Twisted Necks

Discussion in 'Hardware, Setup & Repair [BG]' started by seamus, Mar 13, 2001.

  1. seamus


    Feb 8, 2001
    **I originally posted this in 'Basses' but decided to move it here.**

    Just the other day I was in a store looking at a particular model bass I am after. I was going to buy it until I inspected the neck pocket(was kind of sloppy) and the neck appeared to have a twist in it. You could see a spot where the fretboard took a turn to one side. Maybe it was just uneven frets, but it looked like a twist to me.

    What causes this to happen to a neck? I think I've read that having no tension dialed in on the truss rod can do it.

    Can having *too much* tension do the same thing? I play a low action, so I have a good deal of tension on most of my necks. I've yet to see any of them develop this 'twist' though.

    Is it a manufacturing defect? Can it happen if the woods aren't aged or treated properly?
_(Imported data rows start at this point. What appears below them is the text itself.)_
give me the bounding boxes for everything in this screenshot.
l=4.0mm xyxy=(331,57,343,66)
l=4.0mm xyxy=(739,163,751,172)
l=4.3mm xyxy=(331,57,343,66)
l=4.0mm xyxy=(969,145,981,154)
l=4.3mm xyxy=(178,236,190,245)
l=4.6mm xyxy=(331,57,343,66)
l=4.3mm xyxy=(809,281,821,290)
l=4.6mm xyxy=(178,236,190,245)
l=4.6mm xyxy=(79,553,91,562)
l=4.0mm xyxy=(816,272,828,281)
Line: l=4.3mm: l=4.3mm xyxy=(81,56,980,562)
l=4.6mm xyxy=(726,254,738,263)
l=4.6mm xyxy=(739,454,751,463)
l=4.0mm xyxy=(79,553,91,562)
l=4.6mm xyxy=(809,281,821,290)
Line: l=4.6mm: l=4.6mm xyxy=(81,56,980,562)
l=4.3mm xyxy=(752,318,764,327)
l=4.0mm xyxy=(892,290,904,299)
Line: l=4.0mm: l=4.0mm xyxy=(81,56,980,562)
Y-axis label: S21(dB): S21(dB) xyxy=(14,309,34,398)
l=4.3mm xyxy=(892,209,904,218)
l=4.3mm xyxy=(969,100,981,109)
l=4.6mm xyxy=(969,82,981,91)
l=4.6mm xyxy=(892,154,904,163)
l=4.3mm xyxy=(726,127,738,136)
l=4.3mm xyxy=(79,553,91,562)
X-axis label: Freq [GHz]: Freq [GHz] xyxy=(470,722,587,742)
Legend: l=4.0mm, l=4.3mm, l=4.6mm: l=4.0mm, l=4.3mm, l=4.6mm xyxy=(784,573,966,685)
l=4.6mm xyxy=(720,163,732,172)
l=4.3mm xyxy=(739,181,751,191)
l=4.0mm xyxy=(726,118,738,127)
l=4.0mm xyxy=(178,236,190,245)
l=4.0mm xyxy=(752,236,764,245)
    Finally, what can an owner do to prevent this from happening?
  2. JMX

    JMX Vorsprung durch Technik

    Sep 4, 2000
    Cologne, Germany
    The main reason for neck twisting is due to insufficient wood preparation, and perhaps poor wood quality and a finish that doesn't allow the wood to 'breathe'.
    The wood hasn't been dried properly and still contains too much moisture.
    Over time the wood dries and starts to warp.
    In general one-piece necks are more instable than laminated necks (5 or 7 pcs. necks).
    I know that Drum Workshop provides a service to dry drums to improve sound and tunability, so that may be a way...

    In theory, you could strip away the paint and dry the neck, but it might warp anyway and I doubt you could save or improve the neck that way.

    It can happen to any bass, low budget or boutique. But one piece necks with a paint finish and on a factory bass might be more prone to warp than laminated necks with oil/wax finish on a custom-made bass.
  3. I spoke to a luthier about this once, and he said he had to replace heaps of Fender Jazz necks because of twisting. Apparently it was cheaper to throw the bad one away and fit a new one than to repair it. He thought it was because the Jazz neck was so thin, and had such an ineffective truss rod.